Considering register pressure when deciding Initiation Interval in MachinePipeliner

Now I’d like to append to the MachinePipeliner an algorithm that takes into account register pressure when searching Initiation Interval (II).

Background

Modulo scheduling of software pipelining tends to increase register pressure due to the overlaps of each iteration.
Large register pressure can result in additional register spill/fill, which can cause performance degradation.
Therefore, considering register pressure when scheduling may yield better results.
In fact, there are several scheduling algorithms that attempt to reduce the resister pressure, such as the one in this paper.

Algorithm

The approach in the above paper is based on Iterative Modulo Scheduling algorithm, which differs from current MachinePipeliner’s one (Swing Modulo Scheduling).
So I come up with a simple algorithm to reduce the register pressure.
The idea is to reject an II where the maximum register pressure (corresponds to the term Maxlives in the paper) is so high that register spill/fill may occur.
Calculating the maximum register pressure is not so difficult: simply unroll the scheduled instructions, then checks the live intervals of each register.

Details

In current MachinePipeliner’s implementation, searching II is done in SwingSchedulerDAG::schedulePipeline.
Here is a code fragment of the function and what I’d like to add.
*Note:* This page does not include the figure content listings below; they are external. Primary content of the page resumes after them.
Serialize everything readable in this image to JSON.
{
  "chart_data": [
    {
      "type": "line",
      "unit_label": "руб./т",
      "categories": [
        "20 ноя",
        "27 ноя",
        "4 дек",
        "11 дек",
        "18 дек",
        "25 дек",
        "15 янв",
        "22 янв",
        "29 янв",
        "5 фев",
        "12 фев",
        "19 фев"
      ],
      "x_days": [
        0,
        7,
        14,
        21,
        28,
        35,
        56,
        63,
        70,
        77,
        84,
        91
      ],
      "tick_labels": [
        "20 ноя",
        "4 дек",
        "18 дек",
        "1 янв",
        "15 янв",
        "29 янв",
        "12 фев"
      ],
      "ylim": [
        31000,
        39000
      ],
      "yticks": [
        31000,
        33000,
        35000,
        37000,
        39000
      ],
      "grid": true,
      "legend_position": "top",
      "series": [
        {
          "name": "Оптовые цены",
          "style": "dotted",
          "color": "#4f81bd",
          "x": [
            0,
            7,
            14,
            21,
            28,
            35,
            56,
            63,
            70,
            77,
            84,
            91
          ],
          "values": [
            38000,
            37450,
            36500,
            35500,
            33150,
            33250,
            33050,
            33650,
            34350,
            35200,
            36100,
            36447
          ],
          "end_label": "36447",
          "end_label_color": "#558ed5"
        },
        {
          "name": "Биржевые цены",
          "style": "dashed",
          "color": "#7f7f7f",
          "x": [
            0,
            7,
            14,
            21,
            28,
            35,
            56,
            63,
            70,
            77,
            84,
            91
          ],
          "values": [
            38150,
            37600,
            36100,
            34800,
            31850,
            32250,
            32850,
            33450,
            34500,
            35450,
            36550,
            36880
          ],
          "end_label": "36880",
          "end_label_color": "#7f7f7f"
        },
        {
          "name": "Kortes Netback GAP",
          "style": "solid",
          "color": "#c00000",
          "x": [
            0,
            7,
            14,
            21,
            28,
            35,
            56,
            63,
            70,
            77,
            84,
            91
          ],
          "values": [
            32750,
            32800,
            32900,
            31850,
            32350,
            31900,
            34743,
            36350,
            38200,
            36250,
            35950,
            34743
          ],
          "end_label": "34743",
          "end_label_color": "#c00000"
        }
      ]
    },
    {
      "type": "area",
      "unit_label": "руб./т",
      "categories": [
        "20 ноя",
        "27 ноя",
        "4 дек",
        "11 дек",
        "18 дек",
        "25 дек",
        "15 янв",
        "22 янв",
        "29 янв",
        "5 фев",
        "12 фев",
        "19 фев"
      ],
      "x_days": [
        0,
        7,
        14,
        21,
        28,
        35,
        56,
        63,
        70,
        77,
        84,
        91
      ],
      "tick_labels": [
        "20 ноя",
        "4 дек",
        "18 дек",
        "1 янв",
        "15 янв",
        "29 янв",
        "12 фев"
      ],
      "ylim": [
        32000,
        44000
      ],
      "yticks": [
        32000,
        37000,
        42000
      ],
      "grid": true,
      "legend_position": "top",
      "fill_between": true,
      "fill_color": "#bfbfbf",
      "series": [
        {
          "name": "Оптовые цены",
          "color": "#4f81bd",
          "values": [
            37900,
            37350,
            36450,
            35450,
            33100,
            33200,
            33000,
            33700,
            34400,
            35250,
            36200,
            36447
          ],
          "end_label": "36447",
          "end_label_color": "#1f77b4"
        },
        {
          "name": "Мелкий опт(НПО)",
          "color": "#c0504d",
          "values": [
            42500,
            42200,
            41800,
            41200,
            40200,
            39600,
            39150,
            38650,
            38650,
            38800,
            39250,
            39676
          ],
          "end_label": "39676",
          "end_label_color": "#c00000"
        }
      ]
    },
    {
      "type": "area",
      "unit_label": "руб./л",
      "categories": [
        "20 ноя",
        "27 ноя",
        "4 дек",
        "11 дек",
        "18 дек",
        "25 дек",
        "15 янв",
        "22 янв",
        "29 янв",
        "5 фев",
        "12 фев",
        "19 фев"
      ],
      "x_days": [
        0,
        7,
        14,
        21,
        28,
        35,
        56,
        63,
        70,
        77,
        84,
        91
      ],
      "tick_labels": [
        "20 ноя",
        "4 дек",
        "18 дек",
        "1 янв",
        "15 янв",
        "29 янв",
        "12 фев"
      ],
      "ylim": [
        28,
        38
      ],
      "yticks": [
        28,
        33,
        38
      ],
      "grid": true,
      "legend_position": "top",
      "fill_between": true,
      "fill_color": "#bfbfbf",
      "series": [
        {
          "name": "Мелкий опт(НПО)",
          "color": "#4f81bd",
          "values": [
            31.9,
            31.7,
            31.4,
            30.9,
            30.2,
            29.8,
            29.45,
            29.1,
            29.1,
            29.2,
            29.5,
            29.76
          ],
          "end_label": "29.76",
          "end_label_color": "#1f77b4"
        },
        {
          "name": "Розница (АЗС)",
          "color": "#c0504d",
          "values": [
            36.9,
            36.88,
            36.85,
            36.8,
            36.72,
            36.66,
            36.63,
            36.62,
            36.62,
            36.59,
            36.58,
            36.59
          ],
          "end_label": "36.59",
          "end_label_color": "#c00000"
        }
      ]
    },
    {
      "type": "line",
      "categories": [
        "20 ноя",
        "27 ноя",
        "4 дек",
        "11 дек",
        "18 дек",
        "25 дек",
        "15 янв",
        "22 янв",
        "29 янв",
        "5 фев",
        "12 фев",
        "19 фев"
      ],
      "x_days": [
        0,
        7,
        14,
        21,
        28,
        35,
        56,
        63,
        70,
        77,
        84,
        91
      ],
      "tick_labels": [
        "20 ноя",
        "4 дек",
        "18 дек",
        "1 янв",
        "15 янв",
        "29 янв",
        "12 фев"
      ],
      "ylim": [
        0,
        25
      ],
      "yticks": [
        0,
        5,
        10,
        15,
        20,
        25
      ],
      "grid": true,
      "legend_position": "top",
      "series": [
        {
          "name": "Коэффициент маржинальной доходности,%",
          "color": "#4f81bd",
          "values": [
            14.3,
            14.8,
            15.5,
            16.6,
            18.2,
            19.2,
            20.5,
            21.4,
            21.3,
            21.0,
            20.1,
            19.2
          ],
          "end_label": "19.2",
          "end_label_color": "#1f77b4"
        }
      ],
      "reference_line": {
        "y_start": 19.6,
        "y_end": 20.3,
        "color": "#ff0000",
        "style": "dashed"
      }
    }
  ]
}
bool scheduleFound = false;
for (unsigned II = MII; II <= MAX_II && !scheduleFound; II++) {
  // Try to schedule with II
  ...

  // At this point, the `scheduleFound` is true if there are no problems (i.e. scheduling went well)
  // Our proposal is to insert an additional check that calculates the maximum register pressure of the schedule and rejects the II if the pressure is too high, as shown below
  if (Register pressure is too high) 
    scheduleFound = false
}

The following is a pseudo code that calculates the maximum register pressure.

function CalcMaxRegPress(ScheduledInstructions)
  N <- Number of Pressure Set
  CurRegPress <- [0, 0, ..., 0]  // N elements array, indexed by Pressure Set ID
  MaxRegPress <- [0, 0, ..., 0]
  Unrolled <- Unrolled ScheduleInstructions for simulating the loop from prolog to kernel

  for Instr in Unrolled
    for Def in AllDefs(Instr)
      Increase CurRegPress corresponds to Def
    end for

    for LastUse in AllLastUses(Instr)
      Decrease CurRegPress corresponds to LastUse
    end for

    for i in 1 to N
      MaxRegPress[i] <- Max(MaxRegPress[i], CurRegPress[i])
    end for
  end for

  return MaxRegPress
end function

Does anyone have any advice or thoughts?

Thanks.

We implemented the above algorithm and found a case where this algorithm is effective.

We used a code of Gauss-Seidel method that is based on this one, experimented on Graviton3 (Neoverse V1). Please see this PR comment for details.

If the pipeliner simply applied, the II will be 11. On the other hand, when our algorithm is also applied, the II becomes 20. This is because this algorithm rejects schedules that may cause a lot of register spills. In fact, when 11 is used for II, many register spill/fill occur, but hardly at all when II is 20. Also, as shown in the table of the PR comment, this change in II makes the code more efficient. The cycles changes from 19.6 to 15.7, meaning an improvement of about 20% (please note that we also apply the MVE algorithm).

I would appreciate any comments or advice.